Google Maps provides 7-year time trip down memory lane

This illustration provided by Google highlights a new Google Maps Street View snapshots feature, which allow users to see what specific neighborhoods and landmarks looked like at different periods during the past seven years that Google Inc. has been dispatching camera-toting cars to take pictures for its maps. This image shows what the Howard Theater in Washington looked like in July 2009, left, and after renovation in May 2012, right. (AP Photo/Google)
This illustration provided by Google highlights a new Google Maps Street View snapshots feature, which allow users to see what specific neighborhoods and landmarks looked like at different periods during the past seven years that Google Inc. has been dispatching camera-toting cars to take pictures for its maps. This image shows what the Howard Theater in Washington looked like in July 2009, left, and after renovation in May 2012, right. (AP Photo/Google)

MOUNTAIN VIEW, Calif. - Trips down memory lane are now available on Google’s digital maps.

The new twist on time travel debuted last week as part of the “Street View” feature in Google Maps, a navigational tool that attracts more than 1 billion visitors each month.

Street View snapshots will include an option to see what neighborhoods and landmarks looked like at different periods over the past seven years, as Google Inc. has been dispatching camera-toting cars to take street-level pictures for its maps.

Google intends to keep adding pictures to the digital time capsules as its phototaking cars cruise the same streets gathering updates.

“As time goes by, many of these images are going to become vintage,” predicted Vinay Shet, a Google product manager who oversaw the company’s glimpse into the past. “We want our maps to be comprehensive as we build a digital mirror of the world.”

Like everything else on Google Maps, the time-tripping option is free.
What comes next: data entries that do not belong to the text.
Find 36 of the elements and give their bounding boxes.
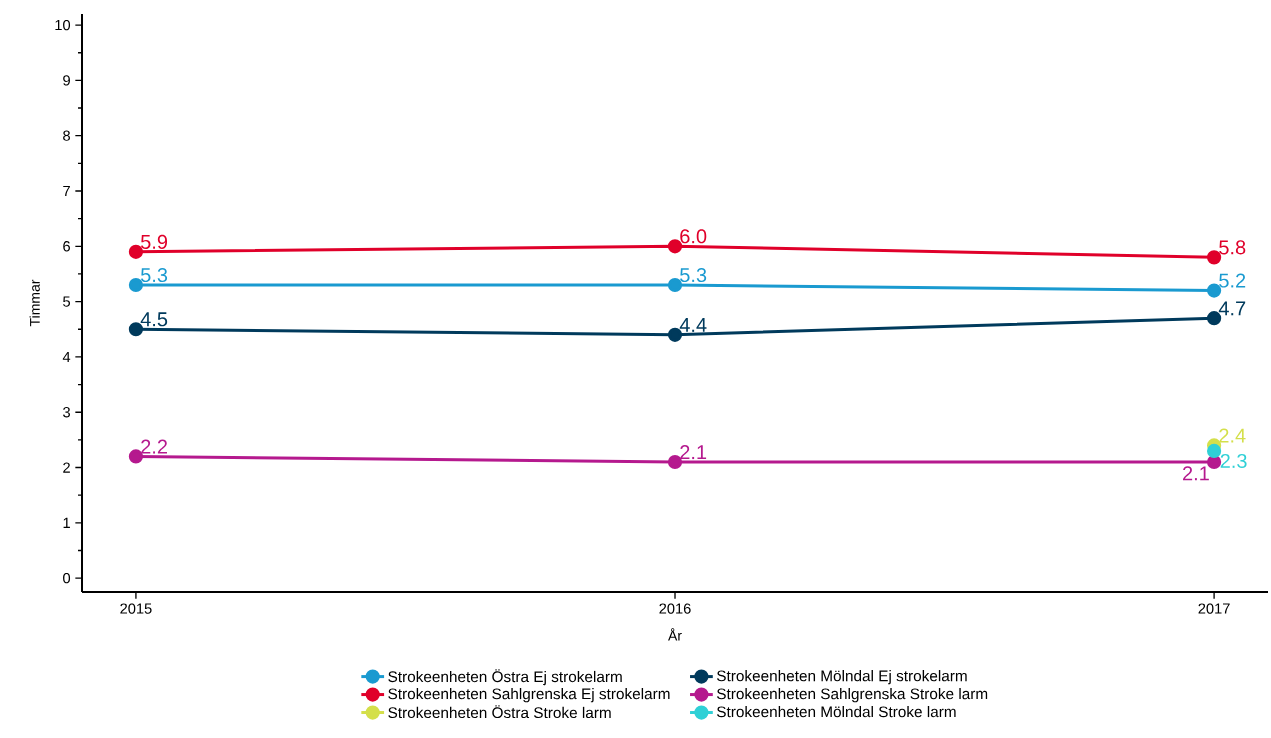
y-tick-label: 0 [63, 572, 71, 584]
data-label: 2.1 [680, 445, 707, 460]
data-label: 4.7 [1218, 301, 1246, 316]
y-tick-label: 2 [63, 462, 70, 473]
y-tick-label: 9 [63, 75, 70, 86]
y-tick-label: 10 [55, 19, 71, 31]
x-axis-title: År [668, 628, 682, 641]
data-label: 2.2 [141, 439, 167, 454]
data-label: 5.2 [1219, 273, 1246, 288]
x-tick-label: 2016 [659, 603, 691, 614]
data-label: 5.3 [140, 267, 168, 283]
legend-label: Strokeenheten Mölndal Stroke larm [716, 705, 956, 718]
legend-label: Strokeenheten Östra Ej strokelarm [388, 669, 622, 686]
data-label: 5.8 [1219, 240, 1246, 255]
y-axis-title: Timmar [29, 279, 40, 327]
y-tick-label: 8 [63, 130, 70, 141]
x-tick-label: 2017 [1198, 603, 1230, 614]
data-label: 2.1 [1183, 466, 1209, 481]
data-label: 4.5 [140, 312, 168, 327]
data-label: 6.0 [680, 229, 707, 244]
data-label: 2.4 [1219, 428, 1246, 443]
y-tick-label: 1 [63, 517, 70, 528]
legend-label: Strokeenheten Östra Stroke larm [388, 705, 611, 719]
y-tick-label: 3 [63, 407, 70, 418]
legend-label: Strokeenheten Sahlgrenska Ej strokelarm [388, 688, 670, 703]
legend-label: Strokeenheten Sahlgrenska Stroke larm [716, 688, 988, 703]
data-label: 5.9 [140, 234, 168, 249]
y-tick-label: 7 [63, 185, 70, 197]
data-label: 2.3 [1220, 453, 1247, 469]
y-tick-label: 5 [63, 296, 71, 307]
y-tick-label: 4 [62, 351, 71, 362]
data-label: 5.3 [680, 267, 707, 283]
legend-label: Strokeenheten Mölndal Ej strokelarm [716, 670, 967, 685]
y-tick-label: 6 [63, 241, 70, 252]
x-tick-label: 2015 [120, 603, 152, 614]
data-label: 4.4 [679, 318, 707, 332]
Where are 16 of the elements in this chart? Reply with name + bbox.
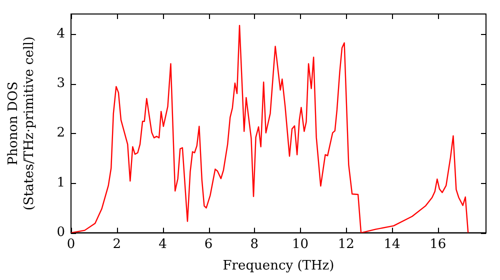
x-tick-label: 14 — [384, 236, 400, 252]
x-axis-title: Frequency (THz) — [222, 258, 334, 274]
x-tick-label: 4 — [158, 236, 167, 252]
y-axis-title: Phonon DOS (States/THz·primitive cell) — [6, 36, 37, 210]
x-tick-label: 6 — [204, 236, 213, 252]
x-tick-label: 10 — [292, 236, 309, 252]
y-tick-label: 0 — [56, 225, 65, 240]
y-tick-label: 4 — [56, 26, 65, 42]
y-tick-label: 3 — [56, 76, 65, 91]
x-tick-label: 0 — [66, 236, 76, 252]
y-tick-label: 1 — [56, 175, 65, 190]
y-tick-label: 2 — [56, 126, 65, 141]
x-tick-label: 2 — [112, 236, 121, 252]
x-tick-label: 12 — [338, 236, 354, 252]
x-tick-label: 8 — [250, 236, 259, 252]
x-tick-label: 16 — [430, 236, 446, 252]
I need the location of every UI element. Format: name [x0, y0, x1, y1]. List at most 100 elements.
Google makes money off its maps from advertising, so the Mountain View, Calif., company is constantly coming up with new attractions to keep people coming back.

Even though the photos date back to only 2007, some of them illustrate dramatic changes. Some photos show how neighborhoods in cities such as Tohoku, Japan, looked before and after a magnitude-9.0 earthquake struck in March 2011. Others show the gradual recovery of New Orleans neighborhoods in the years after the devastation of Hurricane Katrina. Scrolling over to Washington, D.C., will provide a look at the restoration of the historic Howard Theatre in the nation’s capital.
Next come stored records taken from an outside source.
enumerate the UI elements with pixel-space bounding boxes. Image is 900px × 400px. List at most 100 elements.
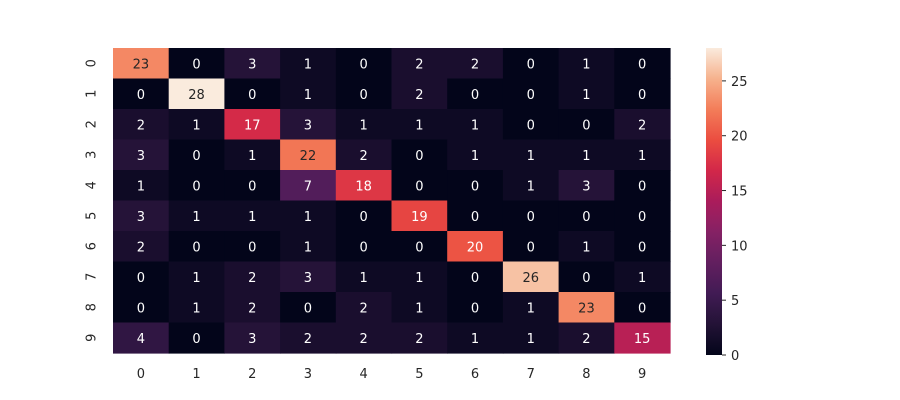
cell-value-label-2-2: 17 [244,118,261,133]
heatmap-cell-1-7 [502,78,560,110]
cell-value-label-3-8: 1 [582,149,590,164]
heatmap-cell-7-1 [168,261,225,293]
cell-value-label-7-5: 1 [415,271,423,286]
cell-value-label-4-7: 1 [527,179,535,194]
cell-value-label-4-1: 0 [192,179,200,194]
cell-value-label-9-4: 2 [360,332,368,347]
cell-value-label-0-0: 23 [133,57,150,72]
cell-value-label-2-5: 1 [415,118,423,133]
cell-value-label-6-2: 0 [248,240,256,255]
cell-value-label-6-7: 0 [527,240,535,255]
cell-value-label-4-0: 1 [137,179,145,194]
cell-value-label-6-9: 0 [638,240,646,255]
heatmap-cell-5-8 [558,200,615,232]
heatmap-cell-7-2 [224,261,281,293]
heatmap-cell-6-7 [502,231,560,263]
heatmap-cell-0-0 [113,48,170,80]
heatmap-cell-2-9 [614,109,671,141]
heatmap-cell-6-2 [224,231,281,263]
y-tick-label-7: 7 [85,273,100,281]
colorbar-tick-label-0: 0 [731,349,739,364]
heatmap-cell-3-6 [447,139,504,171]
heatmap-cell-9-6 [447,322,504,354]
cell-value-label-6-6: 20 [467,240,484,255]
y-tick-label-4: 4 [85,181,100,189]
heatmap-cell-1-3 [280,78,337,110]
x-tick-label-7: 7 [527,367,535,382]
y-tick-label-1: 1 [85,90,100,98]
cell-value-label-1-0: 0 [137,88,145,103]
heatmap-cell-6-8 [558,231,615,263]
heatmap-cell-9-1 [168,322,225,354]
heatmap-cell-2-3 [280,109,337,141]
heatmap-cell-9-9 [614,322,671,354]
heatmap-cell-4-6 [447,170,504,202]
x-tick-label-9: 9 [638,367,646,382]
heatmap-cell-6-4 [335,231,393,263]
heatmap-cell-3-0 [113,139,170,171]
heatmap-cell-0-7 [502,48,560,80]
heatmap-cell-2-2 [224,109,281,141]
x-tick-label-6: 6 [471,367,479,382]
cell-value-label-1-7: 0 [527,88,535,103]
heatmap-cell-2-7 [502,109,560,141]
heatmap-cell-1-6 [447,78,504,110]
cell-value-label-3-3: 22 [300,149,317,164]
cell-value-label-0-3: 1 [304,57,312,72]
x-tick-label-0: 0 [137,367,145,382]
heatmap-cell-7-3 [280,261,337,293]
cell-value-label-1-6: 0 [471,88,479,103]
cell-value-label-8-2: 2 [248,301,256,316]
cell-value-label-7-8: 0 [582,271,590,286]
cell-value-label-5-4: 0 [360,210,368,225]
heatmap-cell-0-1 [168,48,225,80]
heatmap-cell-5-4 [335,200,393,232]
heatmap-cell-5-6 [447,200,504,232]
heatmap-cell-5-7 [502,200,560,232]
heatmap-cell-7-0 [113,261,170,293]
y-tick-labels: 0 1 2 3 4 5 6 7 8 9 [85,59,100,342]
heatmap-cell-8-5 [391,292,448,324]
x-tick-label-3: 3 [304,367,312,382]
heatmap-cell-8-1 [168,292,225,324]
cell-value-label-5-5: 19 [411,210,428,225]
heatmap-cell-0-8 [558,48,615,80]
x-tick-label-1: 1 [192,367,200,382]
colorbar: 0 5 10 15 20 25 [706,48,748,364]
heatmap-cell-2-5 [391,109,448,141]
heatmap-cell-5-3 [280,200,337,232]
cell-value-label-1-1: 28 [188,88,205,103]
heatmap-cell-9-2 [224,322,281,354]
heatmap-cell-7-8 [558,261,615,293]
cell-value-label-7-3: 3 [304,271,312,286]
cell-value-label-3-9: 1 [638,149,646,164]
cell-value-label-4-9: 0 [638,179,646,194]
heatmap-cell-1-0 [113,78,170,110]
heatmap-cell-2-0 [113,109,170,141]
cell-value-label-5-7: 0 [527,210,535,225]
heatmap-cell-5-5 [391,200,448,232]
cell-value-label-3-5: 0 [415,149,423,164]
y-tick-label-3: 3 [85,151,100,159]
cell-value-label-8-0: 0 [137,301,145,316]
cell-value-label-6-3: 1 [304,240,312,255]
heatmap-cell-8-2 [224,292,281,324]
cell-value-label-7-7: 26 [522,271,539,286]
heatmap-cell-0-6 [447,48,504,80]
cell-value-label-0-2: 3 [248,57,256,72]
cell-value-label-2-0: 2 [137,118,145,133]
heatmap-cell-8-4 [335,292,393,324]
cell-value-label-7-2: 2 [248,271,256,286]
cell-value-label-5-3: 1 [304,210,312,225]
cell-value-label-9-0: 4 [137,332,145,347]
heatmap-cell-1-5 [391,78,448,110]
cell-value-label-2-7: 0 [527,118,535,133]
cell-value-label-0-7: 0 [527,57,535,72]
cell-value-label-5-2: 1 [248,210,256,225]
heatmap-cell-4-7 [502,170,560,202]
cell-value-label-1-9: 0 [638,88,646,103]
heatmap-cell-8-8 [558,292,615,324]
y-tick-label-0: 0 [85,59,100,67]
heatmap-cell-5-2 [224,200,281,232]
heatmap-cell-7-5 [391,261,448,293]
In New York, the Street View map presents a string of photos illustrating the changing skyline as the Freedom Tower at the World Trade Center site was built. Even looking at the evolution of Times Square during the past seven years can evoke nostalgic feelings while gazing at a giant billboard advertising a flip-style cellphone in 2007.

The visual retrospectives aren’t available throughout Google Maps, although Shet says there should be at least one look back in time for just about every neighborhood that can be viewed through the Street View format.

Google’s new feature is displaying more photos of major city centers over time than suburban streets because the company’s camera-bearing cars return to densely populated areas more frequently.

Adding the photos from the past roughly will double the total imagery in Street View once the rollout is completed. Google declined to say how many pictures are already in Street View, which spans 55 countries. The lookback feature will be available in all but three of those countries: Germany and Switzerland, where government regulations restrict Google’s use of the past images, and South Africa, where technical problems have slowed the feature’s rollout.

When a retrospective is available in Street View, a small clock appears in the left corner of the current picture of a location. Clicking on the clock produces a visual portal into different time periods.

The trips can be emotional. For instance, Street View’s scenes often include people who happened to be in the frame when Google’s cars took the picture. Over time, some of these people will die, and Google expects those pictures will have special meaning for survivors and other descendants.

Some Street View pictures posted through the years also have upset people who were captured in activities or visiting places that they wanted to keep private.

Google now blurs the images of people who contact the company asking to be shielded from Street View. Masking will be available on the older photos, too, Shet said, even if it’s just because a person didn’t like the way he or she looked a few years ago.